Com a vitória da equipe brasileira no Campeonato Sul-Americano em 1919, a imprensa e alguns escritores, como Coelho Neto, passaram a dar grande destaque ao futebol, que entrou no gosto do povo. Em 1921, o então presidente Epitácio Pessoa “recomendou” que o Brasil não levasse jogadores negros à Argentina, onde se realizaria o Sul-Americano daquele ano. Era preciso, segundo ele, projetar no exterior uma “outra imagem” nossa, composta “pelo melhor de nossa sociedade”.

Cínico e hipócrita

Era a política do Estado brasileiro, em relação àsua população negra, alcançando o futebol. O primeiro herói mulato do futebol brasileiro foi um atacante de cabelos crespos, filho de pai alemão e mãe negra. Friedenreich, do Paulistano (SP), se tornou ídolo em 1919, depois de fazer um gol contra o Uruguai. “O povo descobria, de repente, que o futebol deveria ser de todas as cores, futebol sem classe, tudo misturado, bem brasileiro,” escreveu Mario Filho.
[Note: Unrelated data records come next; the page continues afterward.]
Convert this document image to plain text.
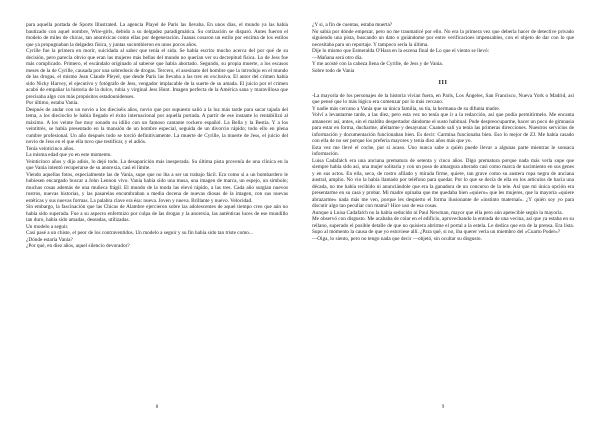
para aquella portada de Sports Illustrated. La agencia Playel de París las llevaba. En unos días, el mundo ya las había bautizado con aquel nombre, Wire-girls, debido a su delgadez paradigmática. Su cotización se disparó. Antes fueron el modelo de miles de chicas, tan anoréxicas como ellas por degeneración. Juanas cosaron un estilo por encima de los estilos que ya propugnaban la delgadez física, y juntas sucumbieron en unos pocos años.

Cyrille fue la primera en morir, suicidada al saber que tenía el sida. Se había escrito mucho acerca del por qué de su decisión, pero parecía obvio que eran las mujeres más bellas del mundo no querían ver su decrepitud física. Lo de Jess fue más complicado. Primero, el escándalo originado al saberse que había abortado. Segundo, su propia muerte, a los escasos meses de la de Cyrille, causada por una sobredosis de drogas. Tercero, el asesinato del hombre que la introdujo en el mundo de las drogas, el mismo Jean Claude Pleyel, que desde París las llevaba a las tres en exclusiva. El autor del crimen había sido Nicky Harvey, el ejecutivo y fotógrafo de Jess, vengador implacable de la suerte de su amada. El juicio por el crimen acabó de empañar la historia de la dulce, rubia y virginal Jess Hunt. Imagen perfecta de la América sana y maravillosa que precisaba algo con más propósitos estadounidenses.

Por último, estaba Vania.

Después de andar con un novio a los dieciséis años, novio que por supuesto salió a la luz más tarde para sacar tajada del tema, a los dieciocho le había llegado el éxito internacional por aquella portada. A partir de ese instante lo rentabilizó al máximo. A los veinte fue muy sonado su idilio con un famoso cantante rockero español. La Bella y la Bestia. Y a los veintitrés, se había presentado en la mansión de un hombre especial, seguida de un divorcio rápido; todo ello en plena cumbre profesional. Un año después todo se torció definitivamente. La muerte de Cyrille, la muerte de Jess, el juicio del novio de Jess en el que ella tuvo que testificar, y el adiós.

Tenía veinticinco años.

La misma edad que yo en este momento.

Veinticinco años y dijo adiós, lo dejó todo. La desaparición más inesperada. Su última pista provenía de una clínica en la que Vania intentó recuperarse de su anorexia, casi el límite.

Viendo aquellas fotos, especialmente las de Vania, supe que no iba a ser un trabajo fácil. Era como si a un bombardero le hubiesen encargado buscar a John Lennon vivo. Vania había sido una musa, una imagen de marca, un espejo, un símbolo; muchas cosas además de una muñeca frágil. El mundo de la moda las elevó rápido, a las tres. Cada año surgían nuevos rostros, nuevas historias, y las pasarelas encumbraban a media docena de nuevas diosas de la imagen, con sus nuevas estéticas y sus nuevas formas. La palabra clave era ésa: nueva. Joven y nueva. Brillante y nuevo. Velocidad.

Sin embargo, la fascinación que las Chicas de Alambre ejercieron sobre las adolescentes de aquel tiempo creo que aún no había sido superada. Fue a su aspecto enfermizo por culpa de las drogas y la anorexia, las auténticas luces de ese mundillo tan duro, había sido amadas, deseadas, utilizadas.

Un modelo a seguir.

Casi pasé a un chiste, el peor de los contraventidos. Un modelo a seguir y su fin había sido tan triste como...

¿Dónde estaría Vania?

¿Por qué, en diez años, aquel silencio devorador?

8

¿Y si, a fin de cuentas, estaba muerta?

No sabía por dónde empezar, pero no me traumaticé por ello. No era la primera vez que debería hacer de detective privado siguiendo una pista, buscando un dato o guiándome por entre verificacioes impensables, con el objeto de dar con lo que necesitaba para un reportaje. Y tampoco sería la última.

Dije lo mismo que Esmeralda O'Hara en la escena final de Lo que el viento se llevó:

—Mañana será otro día.

Y me acosté con la cabeza llena de Cyrille, de Jess y de Vania.

Sobre todo de Vania

III

-La mayoría de los personajes de la historia vivían fuera, en París, Los Ángeles, San Francisco, Nueva York o Madrid, así que pensé que lo más lógico era comenzar por lo más cercano.

Y nadie más cercano a Vania que su única familia, su tía, la hermana de su difunta madre.

Volví a levantarme tarde, a las diez, pero esta vez no tenía que ir a la redacción, así que podía permitírmelo. Me encanta amanecer así, antes, sin el maldito despertador dándome el susto habitual. Pude despreocuparme, hacer un poco de gimnasia para estar en forma, ducharme, afeitarme y desayunar. Cuando salí ya tenía las primeras direcciones. Nuestros servicios de información y documentación funcionaban bien. Es decir: Carmina funcionaba bien. Eso lo mejor de ZJ. Me había casado con ella de no ser porque los prefería mayores y tenía diez años más que yo.

Esta vez me llevé el coche, por si acaso. Uno nunca sabe a quién puede llevar a algunas parte mientras le sonsaca información.

Luisa Cadafalch era una anciana prematura de setenta y cinco años. Digo prematura porque nada más verla supe que siempre había sido así, una mujer solitaria y con un poso de amargura alterado casi como marca de nacimiento en sus genes y en sus actos. En ella, seca, de rostro afilado y mirada firme, quiere, tan grave como su austera ropa negra de anciana austral, amplio. No vio la había llamado por teléfono para quedar. Por lo que se decía de ella en los artículos de hacía una década, no me había recibido ni anunciándole que era la ganadora de un concurso de la tele. Así que mi única opción era presentarme en su casa y probar. Mi madre opinaba que me quedaba bien «quiero» que les mujeres, que la mayoría «quiere abrazarme» nada más me ven, porque les despierto el forma ilusionante de «instinto maternal». ¿Y quién soy yo para discutir algo tan peculiar con mamá? Hice uso de esa cosas.

Aunque a Luisa Cadafalch no la había seducido ni Paul Newman, mayor que ella pero aún apetecible según la mayoría.

Me observó con disgusto. Me acababa de colar en el edificio, aprovechando la entrada de una vecina, así que ya estaba en su rellano, superado el posible detalle de que no quisiera abrirme el portal a la estela. Le dedica que era de la prensa. Era lista. Supo al momento la causa de que yo estuviese allí. ¿Para qué, si no, iba querer verla un miembro del «Cuarto Poder»?

—Oiga, lo siento, pero no tengo nada que decir —objetó, sin ocultar su disgusto.

9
O livro aborda a inovação da equipe de futebol do Clube Vasco da Gama, do Rio de Janeiro, que era oriundo da Segunda Divisão e que, utilizando um time formado por brancos, negros e mulatos, conquistou o título da Primeira Divisão do campeonato carioca enfrentando equipes formadas apenas por brancos. Mas Mario Filho lembra um comentário de um dirigente vascaíno da época: “Entre um preto e um branco, os dois jogando a mesma coisa, o Vasco fica com o branco. O preto é para a necessidade, para ajudar o Vasco a vencer.”

Mario Filho foi mais além ao lembrar o torneio do Natal entre as equipes de futebol do Rio de Janeiro e São Paulo. No dia 25 de dezembro de 1916, paulistas e cariocas disputaram um jogo de seleções em São Paulo. Como muitos brancos se recusaram a jogar no Natal, os cariocas completaram o time com negros e mulatos. No campo, uma derrota: 9 a 1. Após o jogo, os cariocas afirmaram que a seleção não representava o verdadeiro Rio. “A real possuía família e jamais deixaria seus parentes solitários numa noite de Natal. Só negros e mulatos eram capazes de agir dessa forma.”

Ao escrever um livro dedicado a abordar a trajetória dos negros e mulatos no futebol brasileiro, Mario Filho conhecia bem o campo em que estava pisando. O campo do racismo cínico e hipócrita que persiste até os dias de hoje e que faz muitos estragos não só nos gramados, mas em toda a estrutura da nossa sociedade.